Notre « culture publique » comprend les acquis des Lumières et les éléments phares de notre État de droit :

– nos libertés et droits fondamentaux ;

– la séparation de l’Église et de l’État ;

– l’égalité homme/femme ;

– la liberté d’expression ;

– la pluralité des cultes ;

– la non-discrimination fondée sur l’origine, mais également sur l’orientation sexuelle ;

– et ainsi de suite.

Nous chérissons ces acquis ; nous ne pouvons ni ne voulons les abandonner.

Ils s’appliquent à la fois aux « anciens » et aux « nouveaux Flamands » dont nous attendons qu’ils internalisent notre culture publique.

Nous attendons donc des « nouveaux Flamands » qu’ils apprennent le néerlandais, la langue officielle de la Flandre, la langue commune de la société flamande.

La langue est l’épine dorsale de notre identité.

La langue est le clef de notre société.
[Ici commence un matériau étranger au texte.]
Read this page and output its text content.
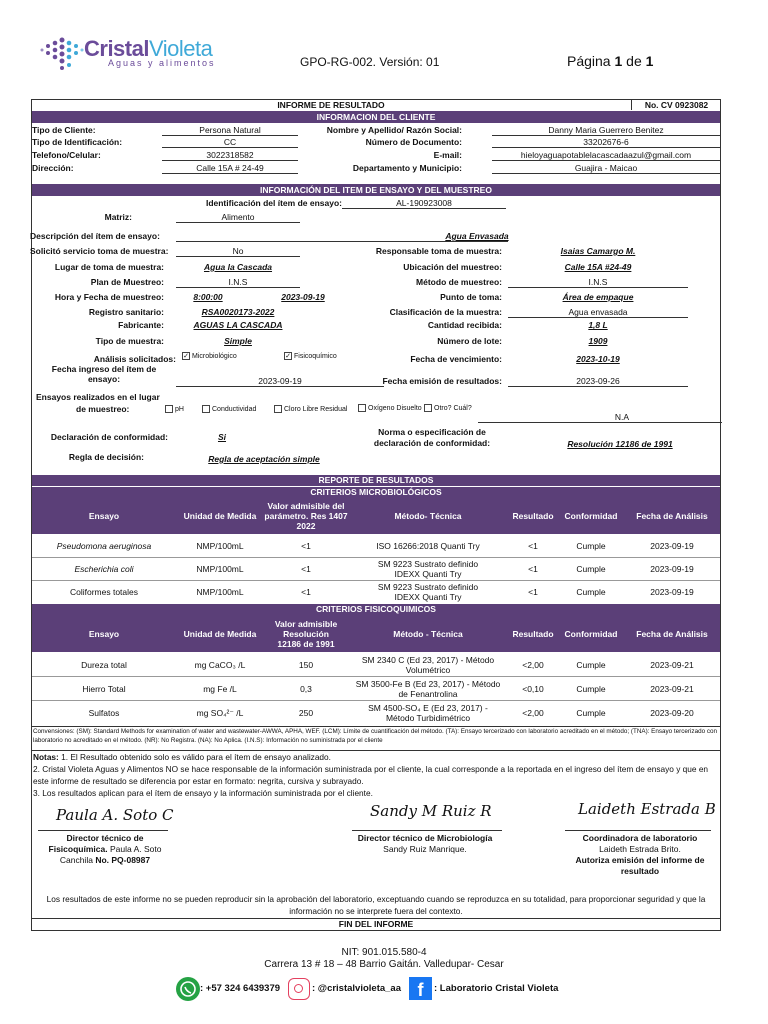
CristalVioleta
Aguas y alimentos	GPO-RG-002. Versión: 01	Página 1 de 1
INFORME DE RESULTADO	No. CV 0923082
INFORMACION DEL CLIENTE
Tipo de Cliente:	Persona Natural	Nombre y Apellido/ Razón Social:	Danny Maria Guerrero Benitez
Tipo de Identificación:	CC	Número de Documento:	33202676-6
Telefono/Celular:	3022318582	E-mail:	hieloyaguapotablelacascadaazul@gmail.com
Dirección:	Calle 15A # 24-49	Departamento y Municipio:	Guajira - Maicao
INFORMACIÓN DEL ITEM DE ENSAYO Y DEL MUESTREO
Identificación del ítem de ensayo:	AL-190923008
Matriz:	Alimento
Descripción del ítem de ensayo:	Agua Envasada
Solicitó servicio toma de muestra:	No	Responsable toma de muestra:	Isaias Camargo M.
Lugar de toma de muestra:	Agua la Cascada	Ubicación del muestreo:	Calle 15A #24-49
Plan de Muestreo:	I.N.S	Método de muestreo:	I.N.S
Hora y Fecha de muestreo:	8:00:00	2023-09-19	Punto de toma:	Área de empaque
Registro sanitario:	RSA0020173-2022	Clasificación de la muestra:	Agua envasada
Fabricante:	AGUAS LA CASCADA	Cantidad recibida:	1,8 L
Tipo de muestra:	Simple	Número de lote:	1909
Análisis solicitados: ✓ Microbiológico	✓ Fisicoquímico	Fecha de vencimiento:	2023-10-19
Fecha ingreso del ítem de
ensayo:	2023-09-19	Fecha emisión de resultados:	2023-09-26
Ensayos realizados en el lugar
de muestreo:	pH	Conductividad	Cloro Libre Residual	Oxígeno Disuelto	Otro? Cuál?
N.A
Declaración de conformidad:	Si	Norma o especificación de
declaración de conformidad:	Resolución 12186 de 1991
Regla de decisión:	Regla de aceptación simple
REPORTE DE RESULTADOS
CRITERIOS MICROBIOLÓGICOS
Ensayo	Unidad de Medida
Valor admisible del parámetro. Res 1407 2022
Método- Técnica	Resultado	Conformidad	Fecha de Análisis
Pseudomona aeruginosa	NMP/100mL	<1	ISO 16266:2018 Quanti Try	<1	Cumple	2023-09-19
Escherichia coli	NMP/100mL	<1	SM 9223 Sustrato definido IDEXX Quanti Try	<1	Cumple	2023-09-19
Coliformes totales	NMP/100mL	<1	SM 9223 Sustrato definido IDEXX Quanti Try	<1	Cumple	2023-09-19
CRITERIOS FISICOQUIMICOS
Ensayo	Unidad de Medida
Valor admisible Resolución 12186 de 1991
Método - Técnica	Resultado	Conformidad	Fecha de Análisis
Dureza total	mg CaCO₃ /L	150	SM 2340 C (Ed 23, 2017) - Método Volumétrico	<2,00	Cumple	2023-09-21
Hierro Total	mg Fe /L	0,3	SM 3500-Fe B (Ed 23, 2017) - Método de Fenantrolina	<0,10	Cumple	2023-09-21
Sulfatos	mg SO₄²⁻ /L	250	SM 4500-SO₄ E (Ed 23, 2017) - Método Turbidimétrico	<2,00	Cumple	2023-09-20
Convensiones: (SM): Standard Methods for examination of water and wastewater-AWWA, APHA, WEF. (LCM): Límite de cuantificación del método. (TA): Ensayo tercerizado con laboratorio acreditado en el método; (TNA): Ensayo tercerizado con laboratorio no acreditado en el método. (NR): No Registra. (NA): No Aplica. (I.N.S): Información no suministrada por el cliente
Notas: 1. El Resultado obtenido solo es válido para el ítem de ensayo analizado.
2. Cristal Violeta Aguas y Alimentos NO se hace responsable de la información suministrada por el cliente, la cual corresponde a la reportada en el ingreso del ítem de ensayo y que en este informe de resultado se diferencia por estar en formato: negrita, cursiva y subrayado.
3. Los resultados aplican para el ítem de ensayo y la información suministrada por el cliente.
Paula A. Soto C
Director técnico de
Fisicoquímica. Paula A. Soto
Canchila No. PQ-08987
Sandy M Ruiz R
Director técnico de Microbiología
Sandy Ruiz Manrique.
Laideth Estrada B
Coordinadora de laboratorio
Laideth Estrada Brito.
Autoriza emisión del informe de
resultado
Los resultados de este informe no se pueden reproducir sin la aprobación del laboratorio, exceptuando cuando se reproduzca en su totalidad, para proporcionar seguridad y que la información no se interprete fuera del contexto.
FIN DEL INFORME
NIT: 901.015.580-4
Carrera 13 # 18 – 48 Barrio Gaitán. Valledupar- Cesar
: +57 324 6439379	: @cristalvioleta_aa f	: Laboratorio Cristal Violeta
Elle ouvre la porte vers l’enseignement, la porte vers le marché de l’emploi, la porte vers la communication et l’interaction avec les voisins, la porte vers la vie associative, la porte vers la participation active à la société…

Grâce à notre langue, les « nouveaux Flamands » peuvent apprendre notre histoire.

Grâce à notre langue, ils peuvent lire nos journaux et regarder nos chaînes de télévision flamandes.

Grâce à notre langue, ils auront leur mot à dire dans la société et pourront participer à la mobilité sociale et grimper sur l’échelle sociale.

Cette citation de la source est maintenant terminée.